DeAndré#DeAndré. Storia di un impiegato, regia di Roberta Lena, è più un film che un documentario. Da una parte c’è l’album omonimo, del ’73, che Cristiano ha portato nei teatri nel 2019, con la sua straordinaria attualità e che in una sorta di viaggio nel tempo si sovrappone alle immagini delle rivolte degli anni Settanta, a quelle del G8 di Genova, alle proteste per il clima dei giorni nostri, ai faccioni di Vladimir Putin e Recep Tayyip Erdoğan che mangiano il gelato insieme, alla danza delle combattenti Ypg, al movimento Black Lives Matter; dall’altra c’è il Cristiano che dice e che non dice. Che rivela e che sprofonda nel sottosuolo.

Memorabile, allora, il racconto della casa di Portobello di Gallura, con Paolo Villaggio, Ugo Tognazzi, Walter Chiari e Fabrizio che si alternano su un palchetto, 15 minuti a testa, e improvvisano il loro personale, casalingo spettacolo. O il pomeriggio alla Shining in cui Cristiano si nasconde in bagno, perché non vuole andare a Tempio Pausania, col padre, e il padre prende un’accetta e inizia a buttare giù la porta. O quando irrompe Verranno a chiederti del nostro amore, cantata da Fabrizio alla prima moglie, madre di Cristiano, Enrica “Puny” Rignon, nella notte, appena ha finito di scriverla. E lei scoppia a piangere, perché si stavano lasciando. E giù lacrime, quando sullo schermo, 46 anni dopo, compare il figlio, dietro il pianoforte, e attacca: “Quando in anticipo sul tuo stupore….”.

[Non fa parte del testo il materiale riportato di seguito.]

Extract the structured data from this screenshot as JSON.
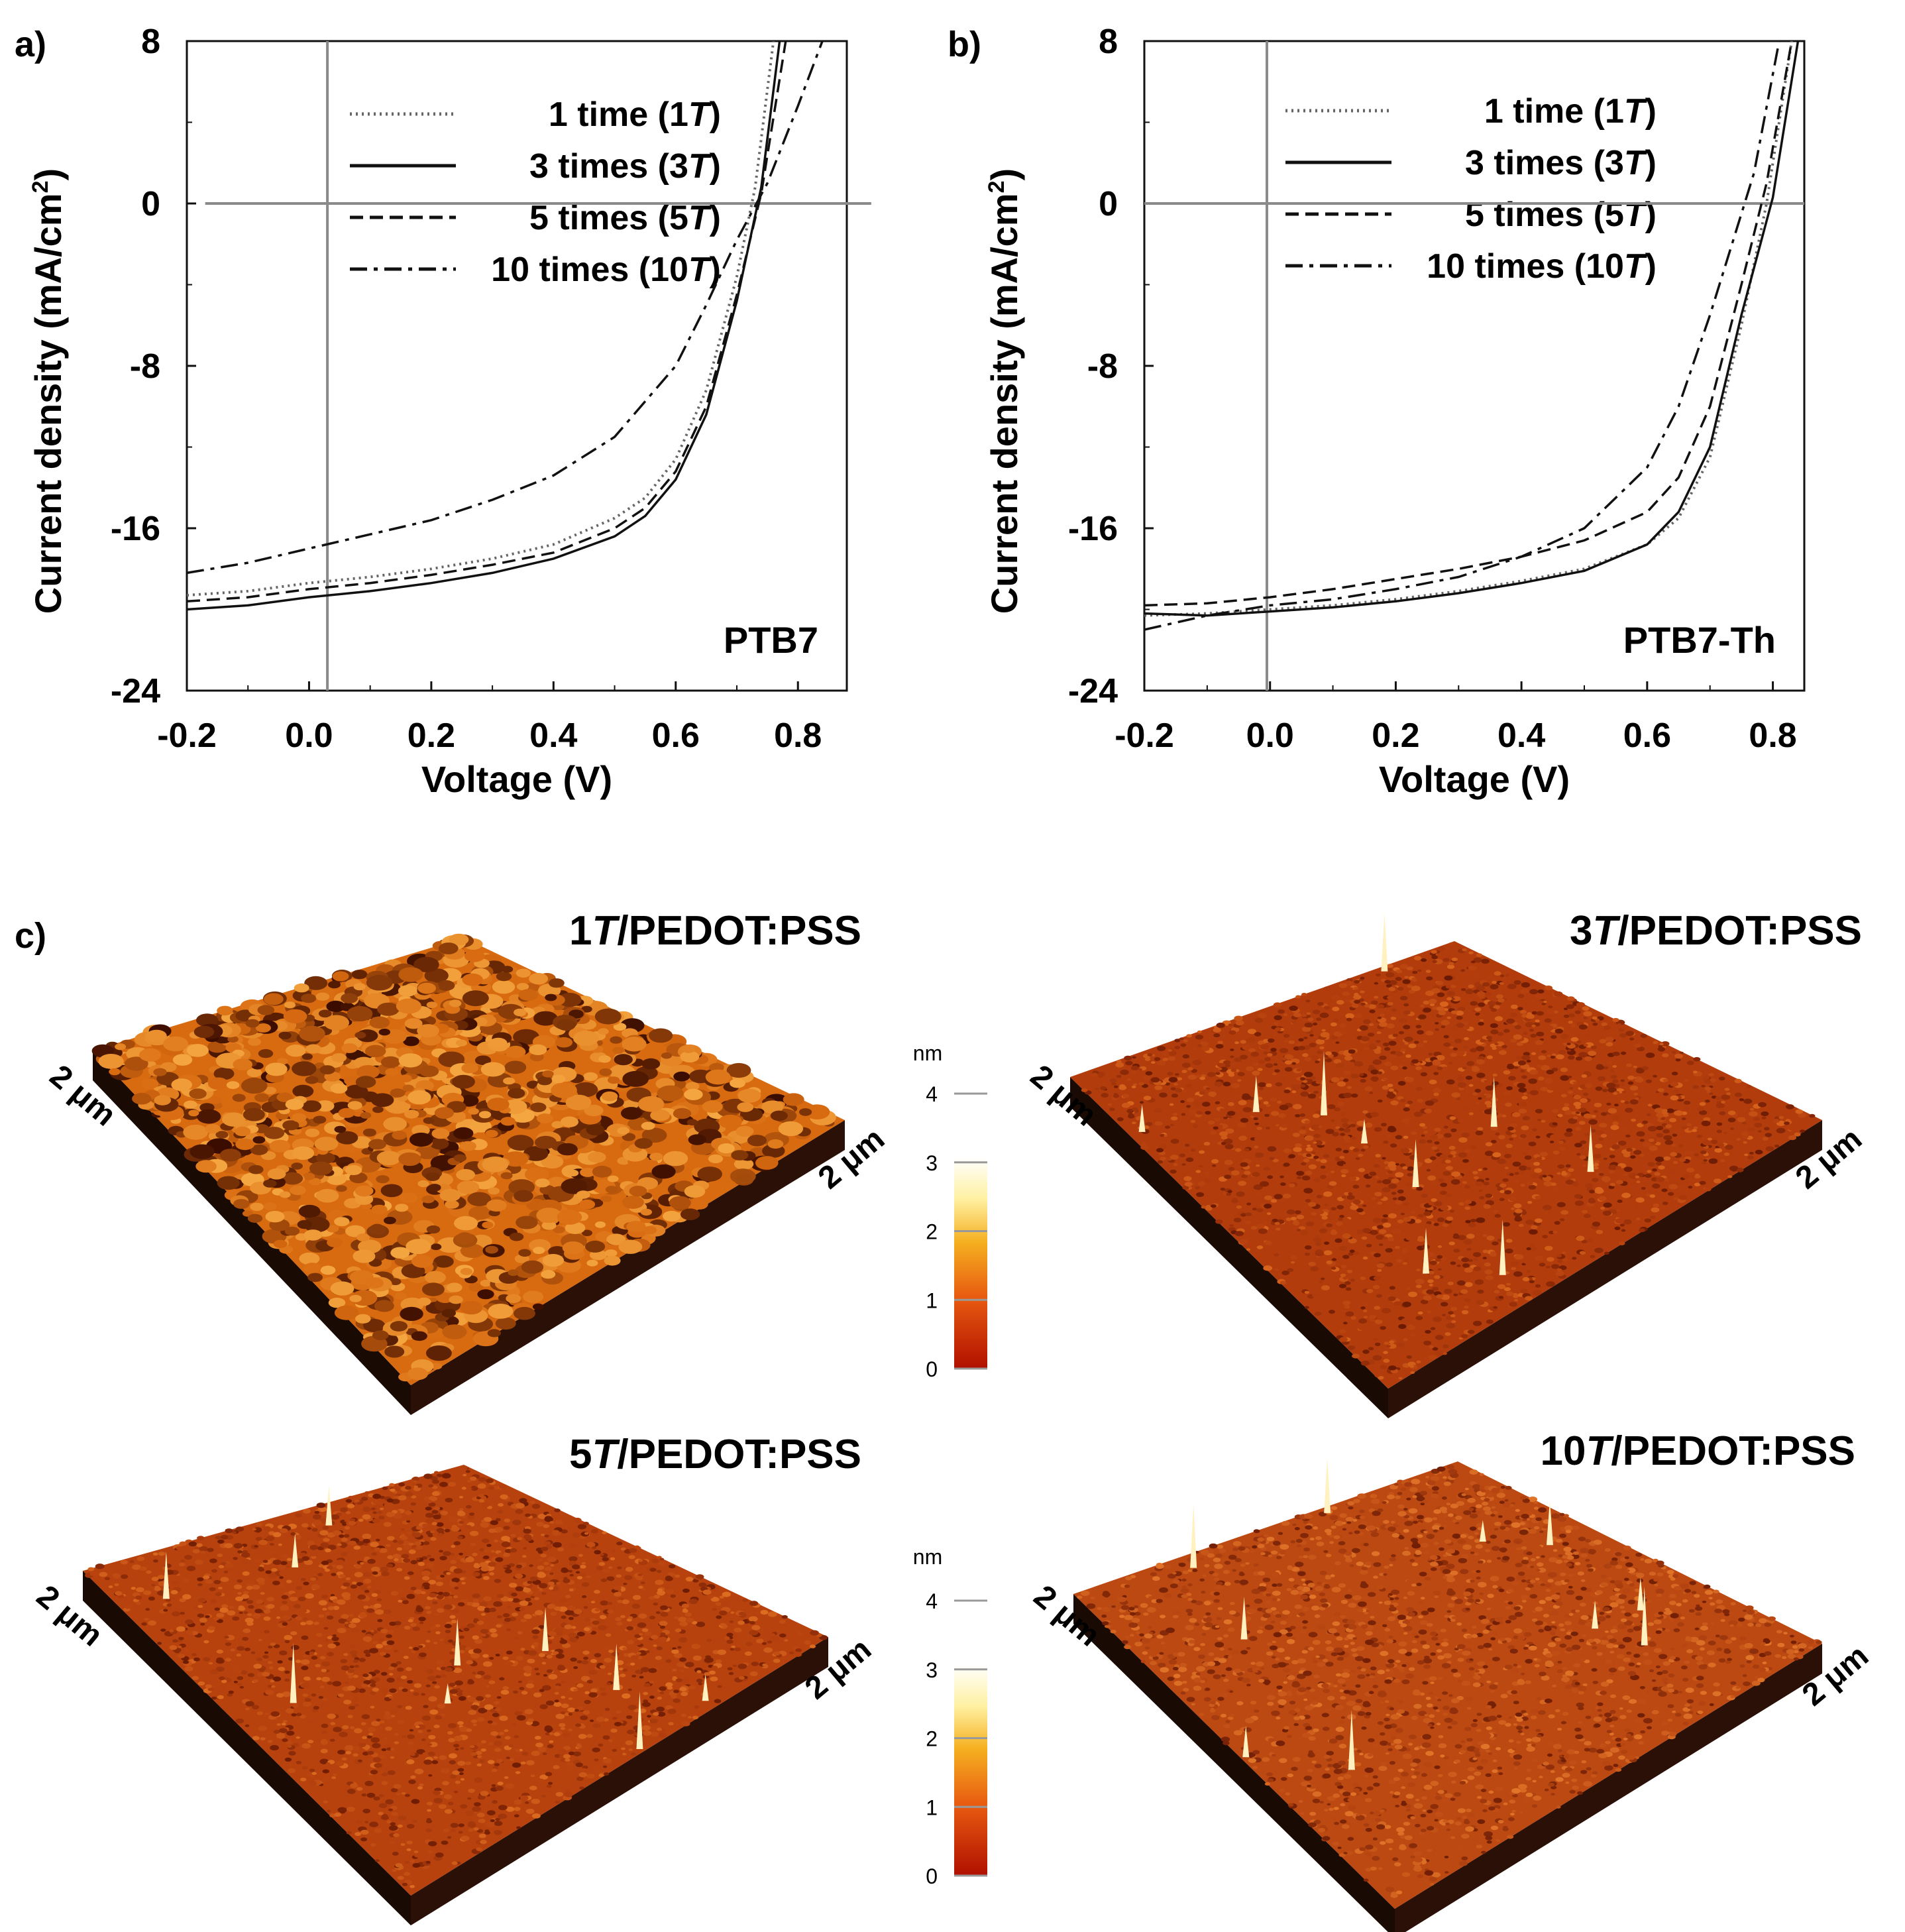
{
  "chart_data": [
    {
      "panel_label": "a)",
      "type": "line",
      "title": "",
      "annotation": "PTB7",
      "xlabel": "Voltage (V)",
      "ylabel_main": "Current density (mA/cm",
      "ylabel_sup": "2",
      "ylabel_close": ")",
      "xlim": [
        -0.2,
        0.88
      ],
      "ylim": [
        -24,
        8
      ],
      "xticks": [
        -0.2,
        0.0,
        0.2,
        0.4,
        0.6,
        0.8
      ],
      "xtick_labels": [
        "-0.2",
        "0.0",
        "0.2",
        "0.4",
        "0.6",
        "0.8"
      ],
      "yticks": [
        -24,
        -16,
        -8,
        0,
        8
      ],
      "ytick_labels": [
        "-24",
        "-16",
        "-8",
        "0",
        "8"
      ],
      "ref_lines": {
        "vertical_x": 0.03,
        "horizontal_y": 0,
        "h_start_x": -0.17,
        "h_end_x": 0.92
      },
      "legend_position": "top-right",
      "series": [
        {
          "name": "1 time (1T)",
          "legend_main": "1 time (1",
          "legend_t": "T",
          "legend_close": ")",
          "style": "dotted",
          "color": "#666666",
          "x": [
            -0.2,
            -0.1,
            0.0,
            0.1,
            0.2,
            0.3,
            0.4,
            0.5,
            0.55,
            0.6,
            0.65,
            0.7,
            0.73,
            0.76
          ],
          "y": [
            -19.3,
            -19.1,
            -18.7,
            -18.4,
            -18.0,
            -17.5,
            -16.8,
            -15.5,
            -14.5,
            -12.6,
            -9.2,
            -3.6,
            0.8,
            8.0
          ]
        },
        {
          "name": "3 times (3T)",
          "legend_main": "3 times (3",
          "legend_t": "T",
          "legend_close": ")",
          "style": "solid",
          "color": "#111111",
          "x": [
            -0.2,
            -0.1,
            0.0,
            0.1,
            0.2,
            0.3,
            0.4,
            0.5,
            0.55,
            0.6,
            0.65,
            0.7,
            0.74,
            0.77
          ],
          "y": [
            -20.0,
            -19.8,
            -19.4,
            -19.1,
            -18.7,
            -18.2,
            -17.5,
            -16.4,
            -15.4,
            -13.6,
            -10.4,
            -4.8,
            0.8,
            8.0
          ]
        },
        {
          "name": "5 times (5T)",
          "legend_main": "5 times (5",
          "legend_t": "T",
          "legend_close": ")",
          "style": "dashed",
          "color": "#111111",
          "x": [
            -0.2,
            -0.1,
            0.0,
            0.1,
            0.2,
            0.3,
            0.4,
            0.5,
            0.55,
            0.6,
            0.65,
            0.7,
            0.74,
            0.78
          ],
          "y": [
            -19.6,
            -19.4,
            -19.0,
            -18.7,
            -18.3,
            -17.8,
            -17.2,
            -16.0,
            -15.0,
            -13.2,
            -10.0,
            -4.5,
            0.5,
            8.0
          ]
        },
        {
          "name": "10 times (10T)",
          "legend_main": "10 times (10",
          "legend_t": "T",
          "legend_close": ")",
          "style": "dashdot",
          "color": "#111111",
          "x": [
            -0.2,
            -0.1,
            0.0,
            0.1,
            0.2,
            0.3,
            0.4,
            0.5,
            0.6,
            0.65,
            0.7,
            0.75,
            0.8,
            0.84
          ],
          "y": [
            -18.2,
            -17.7,
            -17.0,
            -16.3,
            -15.6,
            -14.6,
            -13.4,
            -11.5,
            -8.0,
            -5.0,
            -1.8,
            1.0,
            4.8,
            8.0
          ]
        }
      ]
    },
    {
      "panel_label": "b)",
      "type": "line",
      "title": "",
      "annotation": "PTB7-Th",
      "xlabel": "Voltage (V)",
      "ylabel_main": "Current density (mA/cm",
      "ylabel_sup": "2",
      "ylabel_close": ")",
      "xlim": [
        -0.2,
        0.85
      ],
      "ylim": [
        -24,
        8
      ],
      "xticks": [
        -0.2,
        0.0,
        0.2,
        0.4,
        0.6,
        0.8
      ],
      "xtick_labels": [
        "-0.2",
        "0.0",
        "0.2",
        "0.4",
        "0.6",
        "0.8"
      ],
      "yticks": [
        -24,
        -16,
        -8,
        0,
        8
      ],
      "ytick_labels": [
        "-24",
        "-16",
        "-8",
        "0",
        "8"
      ],
      "ref_lines": {
        "vertical_x": -0.005,
        "horizontal_y": 0,
        "h_start_x": -0.2,
        "h_end_x": 0.85
      },
      "legend_position": "top-right",
      "series": [
        {
          "name": "1 time (1T)",
          "legend_main": "1 time (1",
          "legend_t": "T",
          "legend_close": ")",
          "style": "dotted",
          "color": "#666666",
          "x": [
            -0.2,
            -0.1,
            0.0,
            0.1,
            0.2,
            0.3,
            0.4,
            0.5,
            0.6,
            0.65,
            0.7,
            0.75,
            0.79,
            0.83
          ],
          "y": [
            -20.3,
            -20.2,
            -20.0,
            -19.8,
            -19.5,
            -19.1,
            -18.6,
            -18.0,
            -16.8,
            -15.5,
            -12.5,
            -6.0,
            0.0,
            8.0
          ]
        },
        {
          "name": "3 times (3T)",
          "legend_main": "3 times (3",
          "legend_t": "T",
          "legend_close": ")",
          "style": "solid",
          "color": "#111111",
          "x": [
            -0.2,
            -0.1,
            0.0,
            0.1,
            0.2,
            0.3,
            0.4,
            0.5,
            0.6,
            0.65,
            0.7,
            0.75,
            0.8,
            0.84
          ],
          "y": [
            -20.2,
            -20.3,
            -20.1,
            -19.9,
            -19.6,
            -19.2,
            -18.7,
            -18.1,
            -16.8,
            -15.2,
            -12.0,
            -5.5,
            0.3,
            8.0
          ]
        },
        {
          "name": "5 times (5T)",
          "legend_main": "5 times (5",
          "legend_t": "T",
          "legend_close": ")",
          "style": "dashed",
          "color": "#111111",
          "x": [
            -0.2,
            -0.1,
            0.0,
            0.1,
            0.2,
            0.3,
            0.4,
            0.5,
            0.6,
            0.65,
            0.7,
            0.75,
            0.79,
            0.83
          ],
          "y": [
            -19.8,
            -19.7,
            -19.4,
            -19.0,
            -18.5,
            -18.0,
            -17.4,
            -16.6,
            -15.2,
            -13.5,
            -10.0,
            -4.0,
            1.0,
            8.0
          ]
        },
        {
          "name": "10 times (10T)",
          "legend_main": "10 times (10",
          "legend_t": "T",
          "legend_close": ")",
          "style": "dashdot",
          "color": "#111111",
          "x": [
            -0.2,
            -0.1,
            0.0,
            0.1,
            0.2,
            0.3,
            0.4,
            0.5,
            0.6,
            0.65,
            0.7,
            0.74,
            0.77,
            0.81
          ],
          "y": [
            -21.0,
            -20.3,
            -19.8,
            -19.5,
            -19.0,
            -18.4,
            -17.4,
            -16.0,
            -13.0,
            -10.0,
            -5.5,
            -1.5,
            1.5,
            8.0
          ]
        }
      ]
    }
  ],
  "afm": {
    "panel_label": "c)",
    "images": [
      {
        "title_num": "1",
        "title_t": "T",
        "title_rest": "/PEDOT:PSS",
        "left_axis": "2 μm",
        "right_axis": "2 μm",
        "roughness": "high",
        "base_color": "#d86a10",
        "peak_color": "#f4a640",
        "valley_color": "#3a0c00"
      },
      {
        "title_num": "3",
        "title_t": "T",
        "title_rest": "/PEDOT:PSS",
        "left_axis": "2 μm",
        "right_axis": "2 μm",
        "roughness": "low",
        "base_color": "#b23c0c",
        "peak_color": "#d8641c",
        "valley_color": "#6a1a04"
      },
      {
        "title_num": "5",
        "title_t": "T",
        "title_rest": "/PEDOT:PSS",
        "left_axis": "2 μm",
        "right_axis": "2 μm",
        "roughness": "low",
        "base_color": "#b8420e",
        "peak_color": "#dc6c20",
        "valley_color": "#6e1c04"
      },
      {
        "title_num": "10",
        "title_t": "T",
        "title_rest": "/PEDOT:PSS",
        "left_axis": "2 μm",
        "right_axis": "2 μm",
        "roughness": "low",
        "base_color": "#bc4812",
        "peak_color": "#e07428",
        "valley_color": "#701e06"
      }
    ],
    "colorbars": [
      {
        "unit": "nm",
        "ticks": [
          "0",
          "1",
          "2",
          "3",
          "4"
        ]
      },
      {
        "unit": "nm",
        "ticks": [
          "0",
          "1",
          "2",
          "3",
          "4"
        ]
      }
    ]
  }
}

Cristiano tira fuori Edipo, quando parla del padre “con quel cognome così importante”, e dice che l’unica cosa possibile da fare “è sopravvivere”. Più avanti confesserà: “Ho l’età di mio padre quando mi ha lasciato. Attraverso la musica porto in giro le sue parole. È un atto salvifico. Facciamo così, no? Ci aggrappiamo a chi è riuscito a guardare il mondo da un po’ più in alto”. E tra un Jacques Lacan che ha fallito e un Bernardo di Chartres che ha retto al giudizio della storia (“siamo come nani sulle spalle dei giganti”), per concludere il ragionamento su DeAndré#DeAndré. Storia di un impiegato, si torna al principio, a Dostoevskij e a Memorie dal sottosuolo: “Nei ricordi di ogni uomo ci sono certe cose che egli non svela a tutti, ma forse soltanto agli amici. Ce ne sono altre che non svelerà neppure agli amici, ma forse solo a se stesso, e comunque in gran segreto. Ma ve ne sono infine, di quelle che l’uomo ha paura di svelare perfino a se stesso, e ogni uomo perbene accumula parecchie cose del genere”.